With respect to your divestitures question, I think the businesses that we own are, with the exception of CO2 oil and gas because the CO2 pipeline business, they all have a lot of similarities. And so there's synergies in owning them together. I mean, we have one project management group. We've got one pipeline integrity group across all the businesses. And so we are able to have centralized services, and that allows some synergies in owning these together. You can have some similarities in regulatory environments that help you more easily understand these. So they're good cash flow assets. Again, we like the inflation escalators and the products and terminals business. And so there are dyssynergies taking them apart both on the cost side and then potentially on interest. And owning all these businesses together gives us opportunities for conversion.
So we've converted product pipelines to natural gas and natural gas products to crude and crude products to NGLs. So there's opportunities as a result of owning different pipelines. So on the CO2 business, it's a relatively small portion of our business now. It's 7% of our business. We make great returns on that business. There aren't a lot of people who know how to do that. Last time I looked at the projects, I think every project, what, one was well above 20%. So it's not like we're just hitting the minimum thresholds there. Most of them are really nice returns. So I think that's a business that we'll continue to own. But we are rational economic creatures, and so our businesses are for sale every day.

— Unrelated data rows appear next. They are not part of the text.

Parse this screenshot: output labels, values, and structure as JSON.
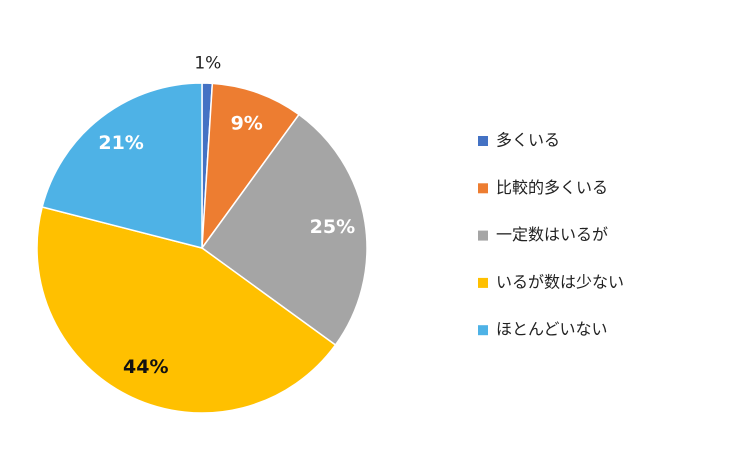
{
  "chart_data": {
    "type": "pie",
    "categories": [
      "多くいる",
      "比較的多くいる",
      "一定数はいるが",
      "いるが数は少ない",
      "ほとんどいない"
    ],
    "values": [
      1,
      9,
      25,
      44,
      21
    ],
    "value_labels": [
      "1%",
      "9%",
      "25%",
      "44%",
      "21%"
    ],
    "colors": [
      "#4472c4",
      "#ed7d31",
      "#a5a5a5",
      "#ffc000",
      "#4eb2e6"
    ],
    "label_colors": [
      "#222222",
      "#ffffff",
      "#ffffff",
      "#111111",
      "#ffffff"
    ],
    "legend": "right"
  }
}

If we get the right price for our business, we are happy to sell it, take the cash proceeds, and redeploy them into higher returning projects.
I think the only thing I add to that, which is, I think, fairly odd from what Kim said, is in those products and terminal segments where you've got that very consistent cash flow, there's not a whole lot of CapEx investment that we're having to make in those businesses. So basically, you're getting the cash flow off those that are allowing us to then redeploy that capital as it sits right now into more of those gas projects that we have.